Capability Maturity Model for Agricultural Supply Chain Management Software

Introduction

Successfully managing the agricultural supply chains is essential to the development of the rural economy. In this chapter, we propose a maturity model for supply chain management processes of farm management software. Improving the performance and effectiveness of existing supply chain management processes is paramount to the development of rural agriculture. Thus, a maturity model can aid in figuring out the current level of the supply chain digitization and contribute to enhancing the processes to the next level.

Agriculture is the science and art of cultivating plants and keeping animals by people for food and raw materials. Agriculture covers various sectors such as crop cultivation, animal husbandry, dairying, fisheries, agroforestry, organic farming, vertical farming, and other associated activities (FAO, 2017). Agriculture is one of the most critical areas of human activity worldwide (Lokuge et al. 2016a). As the growing global population is expected to surpass the 9 billion mark by 2050, the demand has heightened for increased production of nutritious food to meet the ever-increasing demand and ensure food security. Thus, placing pressure on already-fragile resources (FAO, 2017; World Bank, 2017; Kaloxylos et al, 2012).

Especially in developing countries, agriculture plays a vital role in the economy (Sedera and Lokuge 2017). It accounts for most of the rural employment, directly or indirectly. Improvements in agriculture productivity results in farmers’ income rise, food prices fall, freed labor for additional employment, rural economic growth and sustainable management of natural resources (FAO, 2017; Chhachhar & Hassan, 2013; Duncombe, 2018; World Bank, 2017). In the current competitive business environment, a farm can survive financially and be sustainable only when it is well managed (Husemann & Novkovic, 2014). Farmers and related stakeholders face a significant challenge in effectively managing information generated both internally and externally to improve the efficiency of operations, reduce environmental impact and comply with various quality standards (Sørensen et al, 2010b).

The widespread and increasing use of computers and the dramatic increase in the uptake of the Internet have improved and eased the process of handling information generated in a farm environment (Lokuge and Sedera 2014a; Lokuge and Sedera 2014b; Sørensen et al, 2010a). The study conducted by Carrer et al (2010) among citrus farms in Brazil has found that the most efficient farms in the sample are already ahead in the process of adoption of Information Systems (IS) for production planning and control.

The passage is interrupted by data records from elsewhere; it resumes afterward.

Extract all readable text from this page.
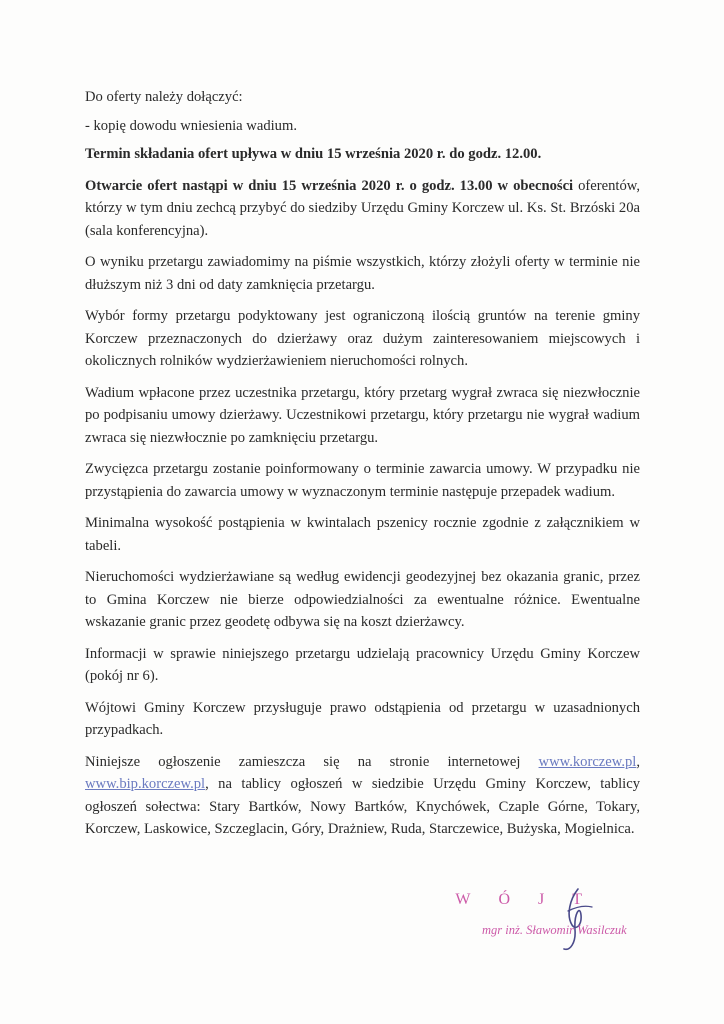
Do oferty należy dołączyć:

- kopię dowodu wniesienia wadium.

Termin składania ofert upływa w dniu 15 września 2020 r. do godz. 12.00.

Otwarcie ofert nastąpi w dniu 15 września 2020 r. o godz. 13.00 w obecności oferentów, którzy w tym dniu zechcą przybyć do siedziby Urzędu Gminy Korczew ul. Ks. St. Brzóski 20a (sala konferencyjna).

O wyniku przetargu zawiadomimy na piśmie wszystkich, którzy złożyli oferty w terminie nie dłuższym niż 3 dni od daty zamknięcia przetargu.

Wybór formy przetargu podyktowany jest ograniczoną ilością gruntów na terenie gminy Korczew przeznaczonych do dzierżawy oraz dużym zainteresowaniem miejscowych i okolicznych rolników wydzierżawieniem nieruchomości rolnych.

Wadium wpłacone przez uczestnika przetargu, który przetarg wygrał zwraca się niezwłocznie po podpisaniu umowy dzierżawy. Uczestnikowi przetargu, który przetargu nie wygrał wadium zwraca się niezwłocznie po zamknięciu przetargu.

Zwycięzca przetargu zostanie poinformowany o terminie zawarcia umowy. W przypadku nie przystąpienia do zawarcia umowy w wyznaczonym terminie następuje przepadek wadium.

Minimalna wysokość postąpienia w kwintalach pszenicy rocznie zgodnie z załącznikiem w tabeli.

Nieruchomości wydzierżawiane są według ewidencji geodezyjnej bez okazania granic, przez to Gmina Korczew nie bierze odpowiedzialności za ewentualne różnice. Ewentualne wskazanie granic przez geodetę odbywa się na koszt dzierżawcy.

Informacji w sprawie niniejszego przetargu udzielają pracownicy Urzędu Gminy Korczew (pokój nr 6).

Wójtowi Gminy Korczew przysługuje prawo odstąpienia od przetargu w uzasadnionych przypadkach.

Niniejsze ogłoszenie zamieszcza się na stronie internetowej www.korczew.pl, www.bip.korczew.pl, na tablicy ogłoszeń w siedzibie Urzędu Gminy Korczew, tablicy ogłoszeń sołectwa: Stary Bartków, Nowy Bartków, Knychówek, Czaple Górne, Tokary, Korczew, Laskowice, Szczeglacin, Góry, Drażniew, Ruda, Starczewice, Bużyska, Mogielnica.

WÓJT
mgr inż. Sławomir Wasilczuk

Farmers can use IS to match cropping practices to climatic trends, use resources sustainably, cope with productivity threats, apply latest farming techniques, increase production through optimizing input use, make more timely decisions, labour savings, improve market access, manage finances, and comply with regulations (Dufty & Jackson, 2018; World Bank, 2017; Esfahani & Asadiye, 2009; FAO, 2016). Thus, attempting to enhance the farm processes through sophisticated information and communication developments (Barmpounakis et al, 2015; Eitzinger et al, 2019). Many consider IS as the new revolution that will modernize farming and guarantee food security. In developed economies, innovations such as the Internet of Things, Cloud Computing and Big Data has already revolutionized farming (FAO, 2017; FAO, 2018; Lokuge and Sedera 2014c; Lokuge and Sedera 2016; World Bank, 2017).

Farm Management Information Systems (FMIS) are a specialized category of Management Information Systems (MIS) solutions. FMIS is defined as a planned system for collecting, processing, storing, and disseminating data in the form needed to carry out a farm’s operations and functions (Fountas et al, 2015). An FMIS is essentially a Management Information System (MIS) for the agriculture sector (Tummers et al, 2019). These FMISs have evolved from simple record keeping software into complex systems that can manipulate large amounts of data and provide decision support capabilities (Paraforos et al, 2016).

The management of agricultural production is both qualitatively and quantitatively confronted with deciding under uncertainty, changing market demands, prices instability, climate change, lack of knowledge management, and capital availability (Borodin et al, 2016; Mittenzwei et al, 2017).